Creepware – The Latest Cyber Threat

Cyber crime is once again in the spotlight with a recent crackdown on computer hacking by the FBI in what has been termed their largest operation against cyber crime so far. The operation, which took place on a global scale, resulted in the arrest of more than 90 people in 19 countries for using and distributing a malicious software program known as Blackshades.

The Blackshades Remote Access Tool (RAT) is one of a number of increasingly sophisticated hacking tools known as creepware.

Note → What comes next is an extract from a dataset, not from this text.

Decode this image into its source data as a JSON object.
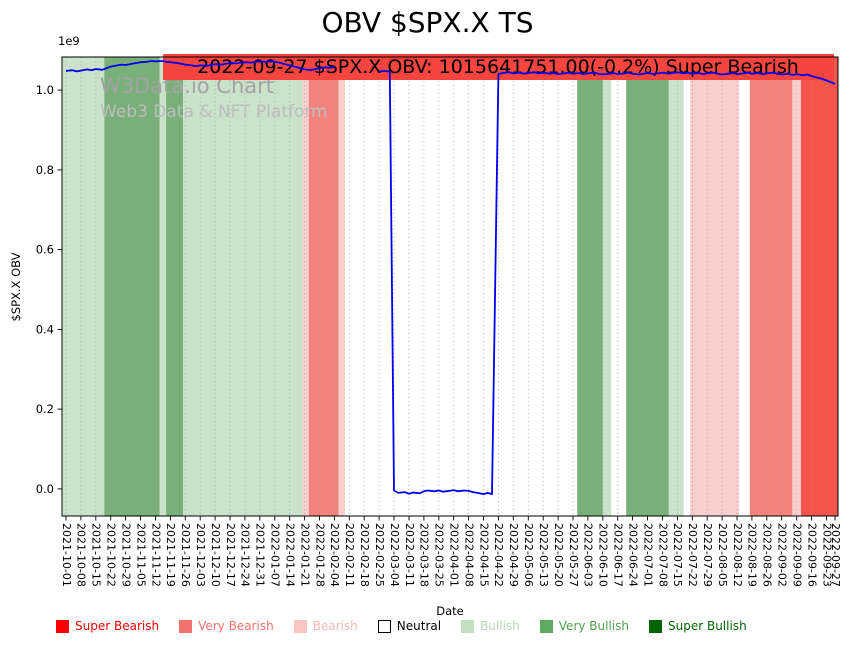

This form of malware targets Microsoft Windows-based operating systems, and once installed gives hackers access to personal files and users’ webcams, and allows them to take control of their victims’ computers.

Before the crackdown, this tool was available for only $40 via PayPal and was reportedly extremely easy to use, aimed at would-be hackers with minimal computer skills.

What is creepware?

Creepware has a number of features which make it one of the most sinister hacking platforms to date. Remote Access Tools like Blackshades can be used for legitimate purposes, and are often used by IT departments to help fix problems with employees’ computers when it is not possible for technicians to physically work on the hardware. The problem with creepware is that although it uses the same kind of technology, it gains access to victims’ computers without their permission, and can be used for spying, extortion and fraud.

Creepware is often installed on a victim’s computer by a fraudulent email or social media message which, once clicked on, installs the program in a matter of seconds. Once a single computer is infected, it can be spread by sending social media messages or emails to the victim’s friends and family members. As the message comes from someone they know, other people are more likely to click on it and become infected themselves.

Once creepware is installed, hackers can spy on victims through their webcam, steal their files, monitor what they are typing and steal their account information and access their bank accounts and credit card information. Creepware is extremely hard to detect, and programs like Blackshades can alter themselves once installed to avoid detection and anti-virus scanners.

How does creepware affect victims?

Creepware is particularly sinister because it can be used to spy on victims in the privacy of their homes. In a well-publicised case in the US, Miss Teen USA Cassidy Wolf was a victim of Blackshades when it was used to spy on her at home and take nude photos of her. The hacker then threatened to publish the photographs online unless he received more photos and she agreed to participate in online video chat sessions.

Creepware can also be used to encrypt personal files stored on a victim’s computer, allowing a hacker to make a ransom demand to unlock them. It can also be used to gain access to victims’ accounts and steal their money and information.

How many computers are affected by creepware?

It is believed that more than half a million computers around the world are affected by creepware and many of the victims are unaware of its presence. The most affected areas are believed to be the US, Australia, Asia and Europe.

How do I know if my computer has creepware installed?

Although it is difficult to detect, there are a few tell-tale signs that your computer might have creepware present.

• Webcam light turns on randomly when the webcam isn’t in use.
• A text based chat window shows up on your computer desktop without warning.
• Erratic movements from the mouse cursor when it’s not being used.
• You notice unauthorised activity on your bank accounts or transfers of money that weren’t done by you.
• Your online usernames and passwords are compromised
• The monitor turns off while your computer is in use.

If you believe your computer may be affected by Blackshades or another creepware program, contact your ISP or an IT professional for advice about how to remove it and safeguard your information.

How can I reduce my chances of becoming infected with creepware?

Creepware like Blackshades takes advantages of gaps in victims’ security systems. To reduce the likelihood of becoming infected, make sure you update your anti-virus protection frequently and change your passwords regularly. Use a different password for each account and make your passwords difficult to guess by randomly capitalising letters and including symbols and numbers.

Creepware is one of a number of the more sophisticated types of cyber crime tools that are around in Australia. As technology evolves, it looks likely that the range of tools used by cyber criminals will also evolve, along with the penalties for those found guilty of computer hacking.